‘U” and “Non-U” appear to have done a U-turn.
Or, to use the less opaque words of linguists, the days when one British person could minutely classify another’s social status after just a few spoken words may be fading.
University of Sussex researchers have found three terms long infamously considered as signifying lower social status have now become either interchangeable with their “U” alternatives or have quite overtaken them – regardless of the speakers’ social status.
It probably defies most New Zealanders’ comprehension that “serviette,” “settee” and “toilet” have for so long been considered irredeemably inferior versions of napkin, sofa and loo. Anyway, we would ask, what’s wrong with paper towel, couch and dunny?
However, linguists and those ruing the ancient ley lines of British class discrimination reckon the way most Brits now refer to these three items could mark a watershed. They were immortalised as sorting hats of social refinement by influential 1950s linguist Professor Alan Ross, who coined U (for upper class) and non-U, and were reinforced memorably by Nancy Mitford’s classic novels about aristocratic life.
All the same, others among these outdated word rules remain rather admirable in shunning the socially anxious tendency to euphemise or pointlessly aggrandise certain things. The “U” stoutly held that people died; they didn’t “pass” or “pass on” and nor did their loved ones “lose” them. False teeth were false teeth; styling them “dentures” didn’t make them any less false. Writing paper was paper for writing on, not the twee conceit of “note paper”.
What went on toast was jam, not “preserves” or “conserves”. For pity’s sake we all know how jam is made; why show off about it?
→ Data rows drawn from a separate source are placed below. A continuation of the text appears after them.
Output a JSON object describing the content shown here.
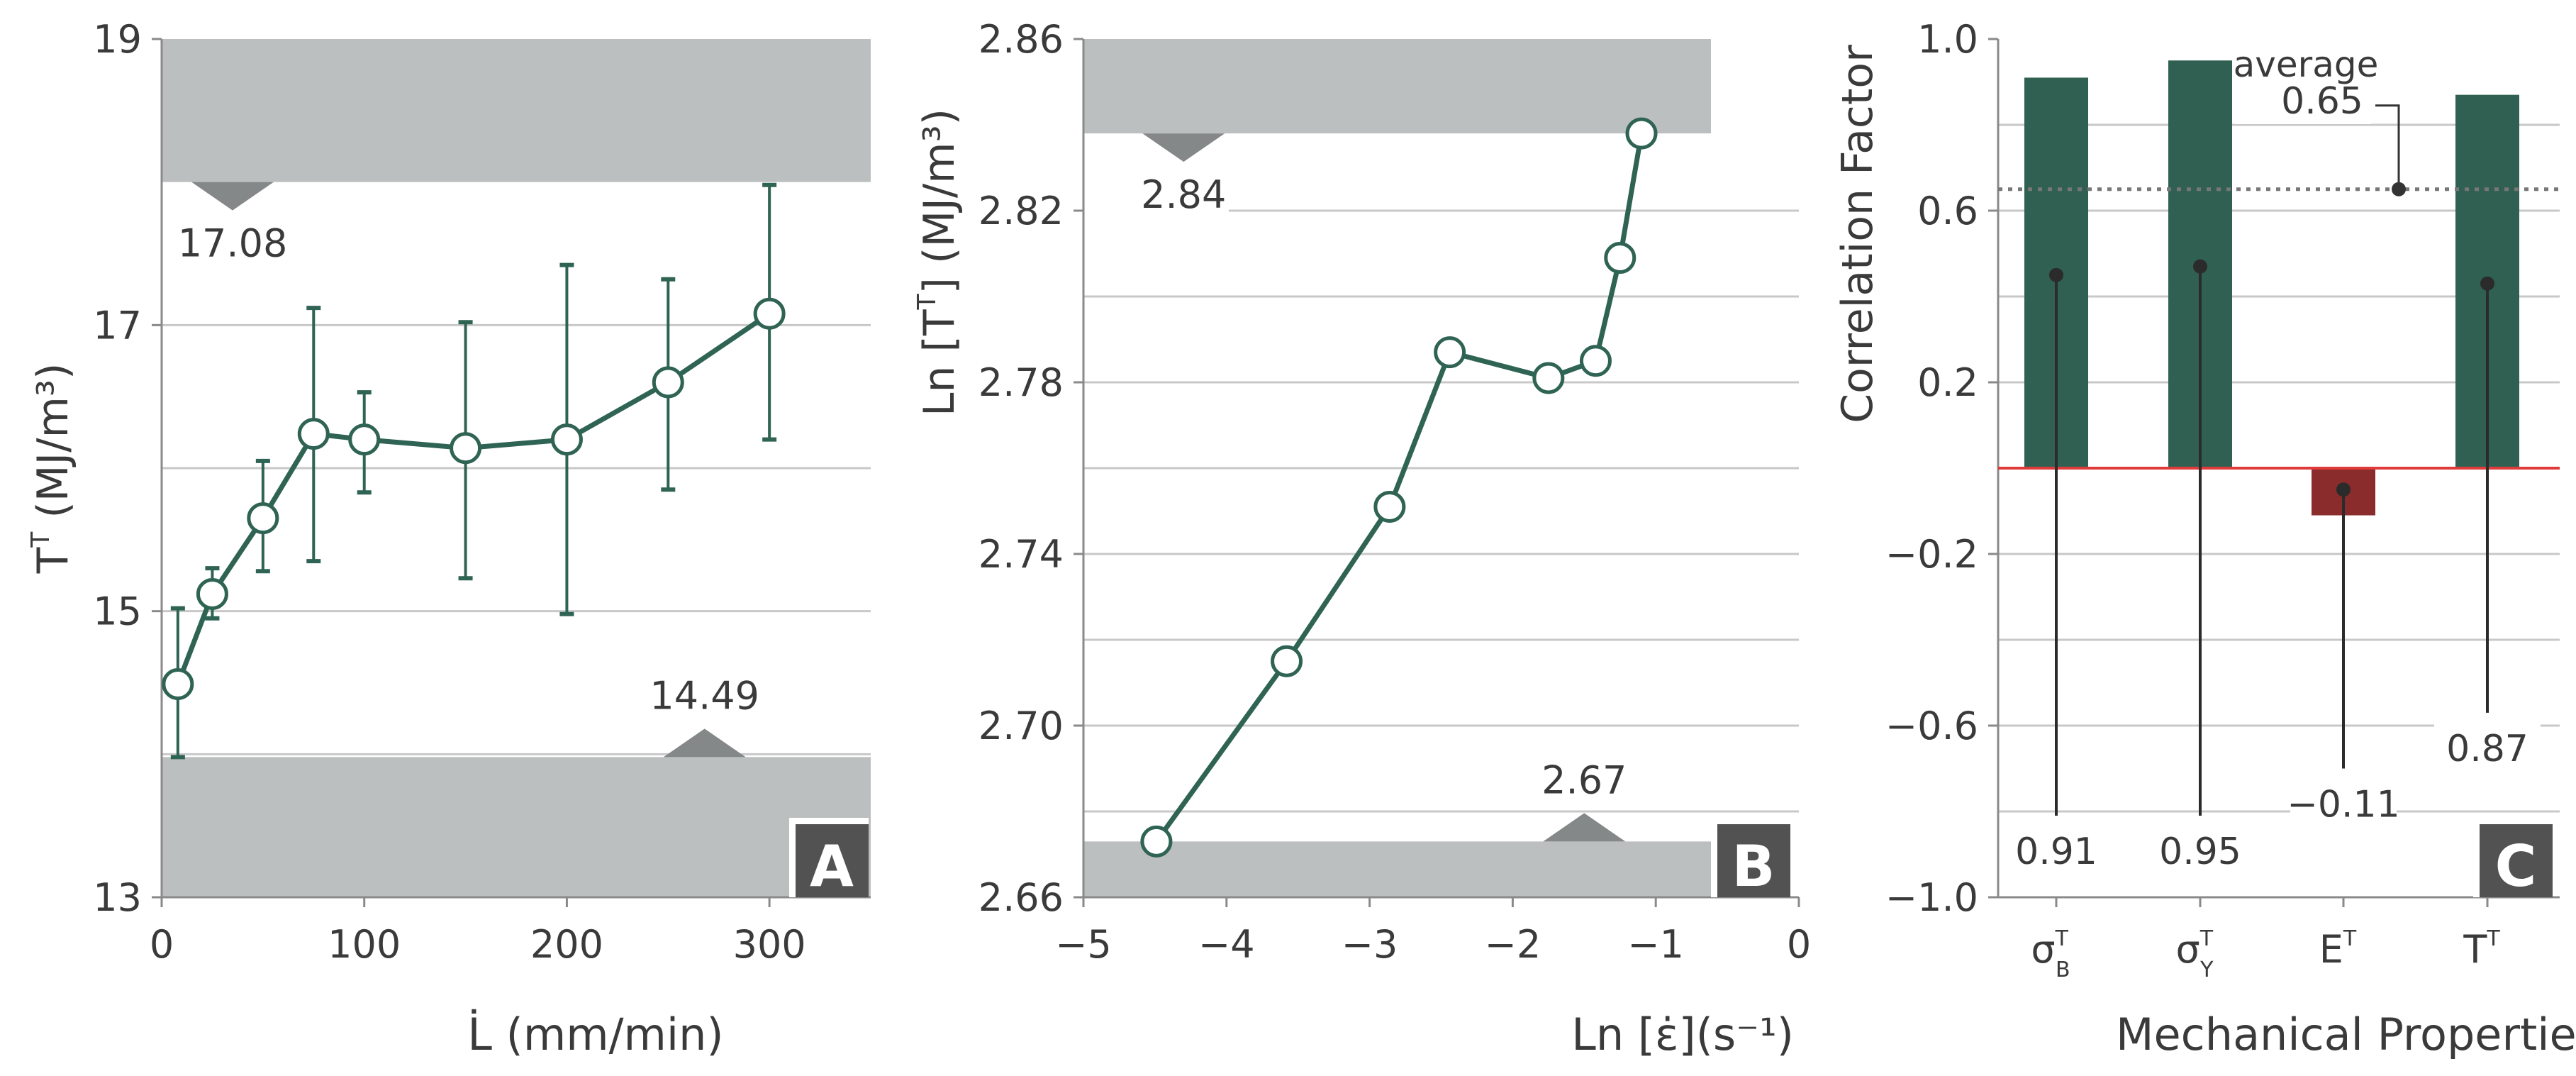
{
  "chart_data": [
    {
      "panel": "A",
      "type": "line",
      "xlabel": "L̇ (mm/min)",
      "ylabel": "T",
      "ylabel_sup": "T",
      "ylabel_unit": " (MJ/m³)",
      "xlim": [
        0,
        350
      ],
      "ylim": [
        13,
        19
      ],
      "xticks": [
        0,
        100,
        200,
        300
      ],
      "yticks": [
        13,
        15,
        17,
        19
      ],
      "grid": true,
      "x": [
        8,
        25,
        50,
        75,
        100,
        150,
        200,
        250,
        300
      ],
      "y": [
        14.49,
        15.12,
        15.65,
        16.24,
        16.2,
        16.14,
        16.2,
        16.6,
        17.08
      ],
      "yerr_upper": [
        15.02,
        15.3,
        16.05,
        17.12,
        16.53,
        17.02,
        17.42,
        17.32,
        17.98
      ],
      "yerr_lower": [
        13.98,
        14.95,
        15.28,
        15.35,
        15.83,
        15.23,
        14.98,
        15.85,
        16.2
      ],
      "upper_band": {
        "from": 18.0,
        "to": 19,
        "label": "17.08",
        "marker_x": 35
      },
      "lower_band": {
        "from": 13,
        "to": 13.98,
        "label": "14.49",
        "marker_x": 268
      },
      "panel_label": "A"
    },
    {
      "panel": "B",
      "type": "line",
      "xlabel": "Ln [ε̇](s⁻¹)",
      "ylabel": "Ln [T",
      "ylabel_sup": "T",
      "ylabel_unit": "] (MJ/m³)",
      "xlim": [
        -5,
        0
      ],
      "ylim": [
        2.66,
        2.86
      ],
      "xticks": [
        -5,
        -4,
        -3,
        -2,
        -1,
        0
      ],
      "xtick_labels": [
        "−5",
        "−4",
        "−3",
        "−2",
        "−1",
        "0"
      ],
      "yticks": [
        2.66,
        2.7,
        2.74,
        2.78,
        2.82,
        2.86
      ],
      "ytick_labels": [
        "2.66",
        "2.70",
        "2.74",
        "2.78",
        "2.82",
        "2.86"
      ],
      "grid": true,
      "x": [
        -4.49,
        -3.58,
        -2.86,
        -2.44,
        -1.75,
        -1.42,
        -1.25,
        -1.1
      ],
      "y": [
        2.673,
        2.715,
        2.751,
        2.787,
        2.781,
        2.785,
        2.809,
        2.838
      ],
      "upper_band": {
        "from": 2.838,
        "to": 2.86,
        "label": "2.84",
        "marker_x": -4.3
      },
      "lower_band": {
        "from": 2.66,
        "to": 2.673,
        "label": "2.67",
        "marker_x": -1.5
      },
      "panel_label": "B"
    },
    {
      "panel": "C",
      "type": "bar",
      "xlabel": "Mechanical Properties",
      "ylabel": "Correlation Factor",
      "ylim": [
        -1.0,
        1.0
      ],
      "yticks": [
        -1.0,
        -0.6,
        -0.2,
        0.2,
        0.6,
        1.0
      ],
      "ytick_labels": [
        "−1.0",
        "−0.6",
        "−0.2",
        "0.2",
        "0.6",
        "1.0"
      ],
      "grid": true,
      "categories": [
        {
          "base": "σ",
          "sup": "T",
          "sub": "B"
        },
        {
          "base": "σ",
          "sup": "T",
          "sub": "Y"
        },
        {
          "base": "E",
          "sup": "T",
          "sub": ""
        },
        {
          "base": "T",
          "sup": "T",
          "sub": ""
        }
      ],
      "values": [
        0.91,
        0.95,
        -0.11,
        0.87
      ],
      "value_labels": [
        "0.91",
        "0.95",
        "−0.11",
        "0.87"
      ],
      "average": {
        "value": 0.65,
        "label": "average",
        "value_label": "0.65"
      },
      "colors": {
        "positive": "#2f6051",
        "negative": "#8b2c2c",
        "zero_line": "#e03a3a"
      },
      "panel_label": "C"
    }
  ],
  "colors": {
    "series": "#2f6353",
    "band": "#bcbfbf",
    "marker": "#858888",
    "grid": "#c8c8c8",
    "panel_badge": "#525252"
  }
}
People lived in houses, not the presumptuously entitled “homes”.
But other U-sages have been pensioned off unmissed: scent for perfume; spectacles, chimney pieces and looking glasses for glasses, mantelpieces and mirrors.
The chief non-U battering ram is surely the heroic invention of Thomas Crapper and the many playful, rude and generally irresistible words for this essential plumbing beside the U “loo” – bog, jacks, WC, privy, outhouse, thunderbox, lavvy and, perhaps most gloriously, the throne.
Ditch-dying stalwarts still contend “napkin” is only correct when the item is made of cloth (or fabric, if one were to be common), whereas “serviette” is the more accurate if the item is made of paper.
Talking of towels, the latest ritualised instalment of the U/non-U debate will air shortly: designer Nicky Haslam’s annual “common” tea towel. On this (which the non-common would actually call a drying or drying-up cloth), the eccentric septuagenarian lists what he finds naff, giving thousands the fun of seeing how many items they can tick off. Haslam picks a losing battle, as so many of his bugbears are quite literally common, to the point of being ubiquitous: tattoos, cockapoos, wooden block signs saying “Life/Love/Enjoy”, baby showers, celebrity ambassadors, drag and self-pity.
Still, some of his listings are examples of people seemingly uncritically following the herd to instant and not necessarily harmless clichés: fads like all-grey décor, including granite kitchens; shelling out fortunes for so-called designer dogs without heed to puppy-farming or physical soundness; disregarding the plastic tat and sheer vanity of gender “reveal” parties; inking images and sentiments onto skin which, given decades of future life development, may become irrelevant or worse, mortifying.
Haslam pleads cheerfully guilty to snobbery and authoritarianism about that most subjective of things, taste. But he’s also a champion against lack of originality and imagination, his towel an annual reminder of the many ways people reflexively adopt items and habits to signify their specialness and individuality, while in effect doing the opposite.
One might say his drying-up cloth doubles as a looking glass.